Beitragvon kosh » Mo Jul 13, 2020 12:29 pm

Wenn Du mich fragst ein ziemlich idealistisches Projekt.

Europaletten zirkulieren auch im Pfandsystem, aber zwischen Unternehmen resp. Logistikern. Die Feinverteilung hält sich in Grenzen. Als Privatier bin ich aber kein Logistiker. Ich habe noch nie eine Retoure von Zuhause aus aufgegeben, was allerdings noch kein Massstab ist. Bei mir würden sich die Boxen stapeln, ein Paketlogistiker müsste die Dinger einsammeln und leer bei gleichem Volumen zurück karren. Das ist natürlich machbar, aber die (eingesparten Entsorgungs-) kosten blieben nicht einfach bei mir hängen wie wenn ich Karton zur Sammelstelle bringe. Der Pöstler müsste nicht nur 1x ein und ausladen, sondern pro Tour zweimal und das kontinuierlich. Oder man sammelt auf Extratouren ein, indem man leer startet. So oder so, Post et al müssten ihre Zusatzkosten auf die Kunden abwälzen und dabei sehe ich vorderhand v.a. Personalkosten, also den Bereich der einschenkt.

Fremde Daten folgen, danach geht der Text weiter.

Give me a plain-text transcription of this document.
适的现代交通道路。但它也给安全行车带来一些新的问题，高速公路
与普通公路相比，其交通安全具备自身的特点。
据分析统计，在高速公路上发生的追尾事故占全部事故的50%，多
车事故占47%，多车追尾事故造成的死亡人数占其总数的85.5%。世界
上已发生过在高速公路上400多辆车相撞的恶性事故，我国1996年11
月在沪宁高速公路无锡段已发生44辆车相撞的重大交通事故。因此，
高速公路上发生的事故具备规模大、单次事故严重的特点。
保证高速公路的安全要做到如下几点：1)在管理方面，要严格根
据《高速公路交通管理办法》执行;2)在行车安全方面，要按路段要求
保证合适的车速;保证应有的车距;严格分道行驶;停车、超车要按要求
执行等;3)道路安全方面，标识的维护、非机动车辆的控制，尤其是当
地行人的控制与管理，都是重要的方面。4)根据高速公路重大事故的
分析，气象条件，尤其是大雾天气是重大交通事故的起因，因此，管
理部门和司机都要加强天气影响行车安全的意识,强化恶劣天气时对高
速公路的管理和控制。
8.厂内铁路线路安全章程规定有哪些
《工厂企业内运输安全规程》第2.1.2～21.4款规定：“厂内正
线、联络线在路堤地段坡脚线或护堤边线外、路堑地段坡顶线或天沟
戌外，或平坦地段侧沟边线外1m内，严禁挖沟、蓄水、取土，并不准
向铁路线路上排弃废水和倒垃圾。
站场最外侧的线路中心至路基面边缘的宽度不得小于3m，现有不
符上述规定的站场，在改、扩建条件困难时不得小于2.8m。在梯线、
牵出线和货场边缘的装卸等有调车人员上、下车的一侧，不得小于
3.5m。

Ausserdem ist es mit einer einzigen Box nicht getan. Kaugummiversand in viel zu grossen Boxen bringt energetische Nachteile, die Zwischenlagerung verschiedener Boxen einen logistischen Mehraufwand. Ausserdem würde es sich am ehesten rechnen, wenn die Dinger genormt und nicht proprietär wären.

Faltbar scheinen sie auch nicht zu sein, oder? Jede Box braucht zu jeder Zeit immer das volle Volumen, im Gegensatz zu Faltkarton.

Insgesamt erinnert mich die Idee an das Flaschenpfand. Eine Umweltbilanz hat ergeben, dass Aludosen den Glasflaschen überlegen sind. Trotzdem träumen Klimaromantiker regelmässig vom Gegenteil. Was Wunder, wenn Fakten keine Rolle mehr spielen sollen?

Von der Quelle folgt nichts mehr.